We know they have to get somewhere and there is some urgency, but why and how this will all work is what gives the film its momentum as they race against time to beat their pursuers to the goal, picking up his mother on the way (played by Kirsten Dunst). Part of the beauty of this film is the way it tells the story and the way it holds its information back for the viewer, so you are doing the work. It is not a difficult plot to follow: people in car driving from A to B with other people in pursuit, but there is none of that, ‘So tell me again why we are here?’ kind of dialogue. The movie reveals its story as the characters discover more about their own – since it becomes clear that no one in this tale knows the whole truth of what is going on.

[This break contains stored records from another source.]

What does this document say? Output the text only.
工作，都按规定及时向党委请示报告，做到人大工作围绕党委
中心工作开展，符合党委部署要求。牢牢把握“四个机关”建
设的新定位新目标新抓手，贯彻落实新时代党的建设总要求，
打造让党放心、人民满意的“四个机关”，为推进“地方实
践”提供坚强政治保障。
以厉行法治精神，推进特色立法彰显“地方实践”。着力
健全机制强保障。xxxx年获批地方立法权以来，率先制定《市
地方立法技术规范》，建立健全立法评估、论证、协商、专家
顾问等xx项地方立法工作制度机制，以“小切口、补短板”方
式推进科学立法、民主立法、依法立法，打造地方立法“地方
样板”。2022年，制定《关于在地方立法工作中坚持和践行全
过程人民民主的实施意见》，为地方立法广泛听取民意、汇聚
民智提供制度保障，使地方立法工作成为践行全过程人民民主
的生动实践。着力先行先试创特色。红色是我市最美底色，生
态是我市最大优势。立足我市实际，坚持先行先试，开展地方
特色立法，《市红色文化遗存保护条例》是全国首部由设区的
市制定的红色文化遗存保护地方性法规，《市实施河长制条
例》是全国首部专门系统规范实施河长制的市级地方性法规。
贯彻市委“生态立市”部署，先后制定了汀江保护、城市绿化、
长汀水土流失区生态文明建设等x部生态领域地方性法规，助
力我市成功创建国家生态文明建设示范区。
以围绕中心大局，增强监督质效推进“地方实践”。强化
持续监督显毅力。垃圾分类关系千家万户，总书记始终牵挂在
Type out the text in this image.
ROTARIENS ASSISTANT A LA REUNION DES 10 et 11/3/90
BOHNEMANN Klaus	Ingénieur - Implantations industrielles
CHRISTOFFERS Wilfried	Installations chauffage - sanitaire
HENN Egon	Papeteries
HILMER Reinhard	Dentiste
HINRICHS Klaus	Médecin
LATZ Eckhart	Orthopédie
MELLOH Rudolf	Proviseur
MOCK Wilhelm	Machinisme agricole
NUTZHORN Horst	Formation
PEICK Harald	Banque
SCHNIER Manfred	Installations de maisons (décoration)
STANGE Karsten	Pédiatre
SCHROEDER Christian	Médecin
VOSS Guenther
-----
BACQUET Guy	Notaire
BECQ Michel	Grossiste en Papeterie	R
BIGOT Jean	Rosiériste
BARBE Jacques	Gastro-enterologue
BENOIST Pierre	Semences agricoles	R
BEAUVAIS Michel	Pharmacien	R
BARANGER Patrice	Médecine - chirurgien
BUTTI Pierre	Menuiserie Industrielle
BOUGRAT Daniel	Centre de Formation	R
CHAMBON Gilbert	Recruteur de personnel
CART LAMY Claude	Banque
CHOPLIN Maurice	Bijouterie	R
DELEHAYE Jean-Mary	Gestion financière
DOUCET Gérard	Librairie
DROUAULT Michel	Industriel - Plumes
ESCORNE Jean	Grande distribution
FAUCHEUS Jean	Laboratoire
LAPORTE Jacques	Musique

Because of the wariness others have felt about revealing too much of the plot, I was almost surprised by the lack of twist. It does not so much set your expectations up and then drop kick you to somewhere else, but leads you towards an idea which ultimately serves the story about the relationship that parents have with their children, about the tension between the fierce instinct to protect them and letting them free with all the attendant risks that doing so carries – both to children and to the parents.
The final scene does have a tiny sting in the tale – but blink and you will miss it, because in the end the whole is more important that the parts – although the parts are very engaging along the way. A very strong cast which also includes Jaeden Lieberher as the boy, Sam Shepard and the currently ubiquitous Adam Driver. Recommended.